The Fed’s most hawkish policymakers on Thursday said they favoured another 75 bps interest rate increase at the US central bank’s policy meeting this month, not the bigger rate raise that traders had raced to price in after a report on Wednesday showed inflation was accelerating.

The rate hike uncertainty and weak economic data pushed both oil contracts to lows on Thursday which were below the close on February 23, the day before Russia invaded Ukraine in what Moscow calls “a special military operation”.

Still, both Brent and WTI had clawed back nearly all losses by the end of the trading session.

However, concerns about the outlook for demand continued to keep a lid on oil prices.
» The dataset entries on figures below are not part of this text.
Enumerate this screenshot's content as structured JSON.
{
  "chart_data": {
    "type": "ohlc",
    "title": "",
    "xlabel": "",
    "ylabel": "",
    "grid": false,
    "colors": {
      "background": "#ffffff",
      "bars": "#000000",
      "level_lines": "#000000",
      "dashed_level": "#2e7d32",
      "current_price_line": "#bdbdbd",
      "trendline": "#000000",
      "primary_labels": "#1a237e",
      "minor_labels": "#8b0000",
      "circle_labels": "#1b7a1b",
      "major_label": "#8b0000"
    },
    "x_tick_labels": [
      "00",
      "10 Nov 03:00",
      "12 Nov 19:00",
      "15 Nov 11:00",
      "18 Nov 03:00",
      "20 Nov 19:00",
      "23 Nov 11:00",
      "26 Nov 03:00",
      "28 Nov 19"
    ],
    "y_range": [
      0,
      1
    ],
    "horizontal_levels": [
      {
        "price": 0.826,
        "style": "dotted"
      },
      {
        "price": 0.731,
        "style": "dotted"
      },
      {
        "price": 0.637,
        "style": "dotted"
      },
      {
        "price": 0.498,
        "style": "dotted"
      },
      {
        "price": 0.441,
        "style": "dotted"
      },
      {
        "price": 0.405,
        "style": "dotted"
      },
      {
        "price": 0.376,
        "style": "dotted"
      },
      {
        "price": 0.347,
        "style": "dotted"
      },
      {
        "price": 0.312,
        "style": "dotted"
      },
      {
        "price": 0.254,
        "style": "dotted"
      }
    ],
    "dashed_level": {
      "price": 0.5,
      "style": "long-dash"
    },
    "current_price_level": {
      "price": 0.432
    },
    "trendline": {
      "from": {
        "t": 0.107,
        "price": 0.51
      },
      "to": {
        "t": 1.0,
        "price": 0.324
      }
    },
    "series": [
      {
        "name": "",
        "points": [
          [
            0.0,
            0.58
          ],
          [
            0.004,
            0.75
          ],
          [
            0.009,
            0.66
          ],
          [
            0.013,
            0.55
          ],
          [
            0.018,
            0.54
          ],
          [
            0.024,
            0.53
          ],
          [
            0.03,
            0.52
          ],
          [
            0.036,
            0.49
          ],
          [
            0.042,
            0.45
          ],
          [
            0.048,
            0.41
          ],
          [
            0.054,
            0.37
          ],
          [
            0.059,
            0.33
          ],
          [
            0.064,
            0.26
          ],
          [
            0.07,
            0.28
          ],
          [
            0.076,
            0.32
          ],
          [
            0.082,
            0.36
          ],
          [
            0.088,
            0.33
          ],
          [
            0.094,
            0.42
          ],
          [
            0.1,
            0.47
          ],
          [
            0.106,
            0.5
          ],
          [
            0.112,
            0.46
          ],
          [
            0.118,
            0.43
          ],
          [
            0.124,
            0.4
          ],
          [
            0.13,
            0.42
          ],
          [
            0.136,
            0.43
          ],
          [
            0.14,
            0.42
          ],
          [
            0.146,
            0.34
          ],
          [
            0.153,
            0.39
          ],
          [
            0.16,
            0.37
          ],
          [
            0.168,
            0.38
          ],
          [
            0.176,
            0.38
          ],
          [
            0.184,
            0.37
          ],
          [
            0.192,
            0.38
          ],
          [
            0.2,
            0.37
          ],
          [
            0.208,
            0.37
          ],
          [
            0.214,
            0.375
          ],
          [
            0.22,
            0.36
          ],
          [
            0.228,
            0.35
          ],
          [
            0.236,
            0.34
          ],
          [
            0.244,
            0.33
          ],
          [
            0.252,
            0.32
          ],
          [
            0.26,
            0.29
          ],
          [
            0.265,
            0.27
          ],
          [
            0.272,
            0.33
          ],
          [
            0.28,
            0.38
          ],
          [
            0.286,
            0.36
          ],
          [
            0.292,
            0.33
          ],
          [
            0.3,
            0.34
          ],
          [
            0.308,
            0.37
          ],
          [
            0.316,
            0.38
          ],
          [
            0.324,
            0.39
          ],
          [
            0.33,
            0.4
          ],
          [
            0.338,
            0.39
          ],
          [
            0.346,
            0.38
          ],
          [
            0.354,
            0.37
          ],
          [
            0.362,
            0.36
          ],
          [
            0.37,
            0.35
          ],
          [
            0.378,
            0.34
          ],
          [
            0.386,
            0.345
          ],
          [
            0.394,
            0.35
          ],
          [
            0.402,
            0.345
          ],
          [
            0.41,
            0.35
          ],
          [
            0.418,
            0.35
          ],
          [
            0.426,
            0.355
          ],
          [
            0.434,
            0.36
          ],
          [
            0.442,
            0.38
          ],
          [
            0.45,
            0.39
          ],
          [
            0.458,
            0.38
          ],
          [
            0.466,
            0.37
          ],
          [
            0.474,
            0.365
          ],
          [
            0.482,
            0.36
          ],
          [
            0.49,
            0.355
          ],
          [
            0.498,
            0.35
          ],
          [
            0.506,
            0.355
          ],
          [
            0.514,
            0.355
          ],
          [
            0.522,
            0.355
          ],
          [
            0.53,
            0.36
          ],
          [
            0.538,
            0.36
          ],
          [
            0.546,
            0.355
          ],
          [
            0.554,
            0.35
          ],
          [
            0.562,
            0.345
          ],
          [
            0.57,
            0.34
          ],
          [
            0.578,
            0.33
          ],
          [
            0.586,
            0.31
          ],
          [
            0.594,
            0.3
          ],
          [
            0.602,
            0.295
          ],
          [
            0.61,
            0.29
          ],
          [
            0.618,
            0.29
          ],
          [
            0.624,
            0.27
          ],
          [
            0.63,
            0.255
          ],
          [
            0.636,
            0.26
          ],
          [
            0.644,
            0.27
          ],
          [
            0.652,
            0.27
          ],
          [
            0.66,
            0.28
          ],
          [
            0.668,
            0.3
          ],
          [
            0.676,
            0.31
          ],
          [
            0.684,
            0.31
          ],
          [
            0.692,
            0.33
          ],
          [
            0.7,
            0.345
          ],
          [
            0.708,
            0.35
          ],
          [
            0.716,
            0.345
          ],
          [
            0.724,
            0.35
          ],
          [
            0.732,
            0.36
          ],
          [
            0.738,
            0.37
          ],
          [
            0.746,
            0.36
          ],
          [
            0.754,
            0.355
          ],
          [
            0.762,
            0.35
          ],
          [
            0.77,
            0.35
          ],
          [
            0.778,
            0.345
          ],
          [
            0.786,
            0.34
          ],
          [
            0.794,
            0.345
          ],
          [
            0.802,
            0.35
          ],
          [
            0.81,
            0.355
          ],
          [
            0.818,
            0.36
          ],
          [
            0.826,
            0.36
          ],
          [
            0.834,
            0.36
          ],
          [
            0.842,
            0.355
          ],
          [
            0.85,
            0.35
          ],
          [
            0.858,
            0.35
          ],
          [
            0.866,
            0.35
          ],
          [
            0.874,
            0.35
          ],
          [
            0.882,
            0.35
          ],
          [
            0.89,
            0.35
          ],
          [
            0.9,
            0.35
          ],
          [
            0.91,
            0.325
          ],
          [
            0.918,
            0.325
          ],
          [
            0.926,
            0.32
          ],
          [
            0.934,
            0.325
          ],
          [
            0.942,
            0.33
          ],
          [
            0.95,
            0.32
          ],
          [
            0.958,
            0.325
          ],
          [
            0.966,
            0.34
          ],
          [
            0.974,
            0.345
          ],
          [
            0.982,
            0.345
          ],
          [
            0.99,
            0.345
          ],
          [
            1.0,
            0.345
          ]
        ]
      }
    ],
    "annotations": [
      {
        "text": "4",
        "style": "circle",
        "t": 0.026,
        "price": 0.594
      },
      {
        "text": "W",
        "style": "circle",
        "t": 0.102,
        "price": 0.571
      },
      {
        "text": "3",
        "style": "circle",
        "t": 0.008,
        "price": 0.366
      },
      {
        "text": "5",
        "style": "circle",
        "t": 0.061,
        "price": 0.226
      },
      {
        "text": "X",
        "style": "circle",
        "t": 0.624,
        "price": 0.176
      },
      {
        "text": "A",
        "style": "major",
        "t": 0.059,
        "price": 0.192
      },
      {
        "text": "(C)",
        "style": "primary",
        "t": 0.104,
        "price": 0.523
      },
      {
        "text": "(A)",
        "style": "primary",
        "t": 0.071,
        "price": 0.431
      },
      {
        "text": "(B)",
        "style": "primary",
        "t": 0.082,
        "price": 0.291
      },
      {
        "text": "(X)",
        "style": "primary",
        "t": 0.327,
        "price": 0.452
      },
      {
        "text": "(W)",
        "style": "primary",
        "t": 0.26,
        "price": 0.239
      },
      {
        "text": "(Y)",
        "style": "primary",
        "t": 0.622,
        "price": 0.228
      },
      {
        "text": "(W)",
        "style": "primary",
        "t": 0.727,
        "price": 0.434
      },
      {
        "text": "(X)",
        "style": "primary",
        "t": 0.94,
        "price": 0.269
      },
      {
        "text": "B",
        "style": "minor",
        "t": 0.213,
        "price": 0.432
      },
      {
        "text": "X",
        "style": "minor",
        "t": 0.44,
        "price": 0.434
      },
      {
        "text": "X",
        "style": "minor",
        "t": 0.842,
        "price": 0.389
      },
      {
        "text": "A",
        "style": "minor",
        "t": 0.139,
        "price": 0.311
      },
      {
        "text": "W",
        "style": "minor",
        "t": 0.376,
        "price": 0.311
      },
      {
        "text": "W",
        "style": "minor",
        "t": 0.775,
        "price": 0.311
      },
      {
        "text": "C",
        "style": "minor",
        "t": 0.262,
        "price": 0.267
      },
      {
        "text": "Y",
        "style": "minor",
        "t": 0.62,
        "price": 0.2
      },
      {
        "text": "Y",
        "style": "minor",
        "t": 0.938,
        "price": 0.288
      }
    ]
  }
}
“Sentiment hasn’t been helped by renewed Covid-19 outbreaks in China, which threaten to halt the recovery in demand. High prices also appear to have blunted demand for petrol in the US,” ANZ Research analysts said.

China’s refinery throughput in June shrank nearly 10% from a year earlier, with output for the first half of the year down 6% in the first annual decline for the period since at least 2011, data showed on Friday.

Meanwhile, US President Joe Biden will on Friday fly to Saudi Arabia, where he will attend a summit of Gulf allies and call for them to pump more oil.

However, spare capacity at members of Opec is running low, with most producers pumping at maximum capacity, and it is unclear how much extra Saudi Arabia can bring into the market quickly.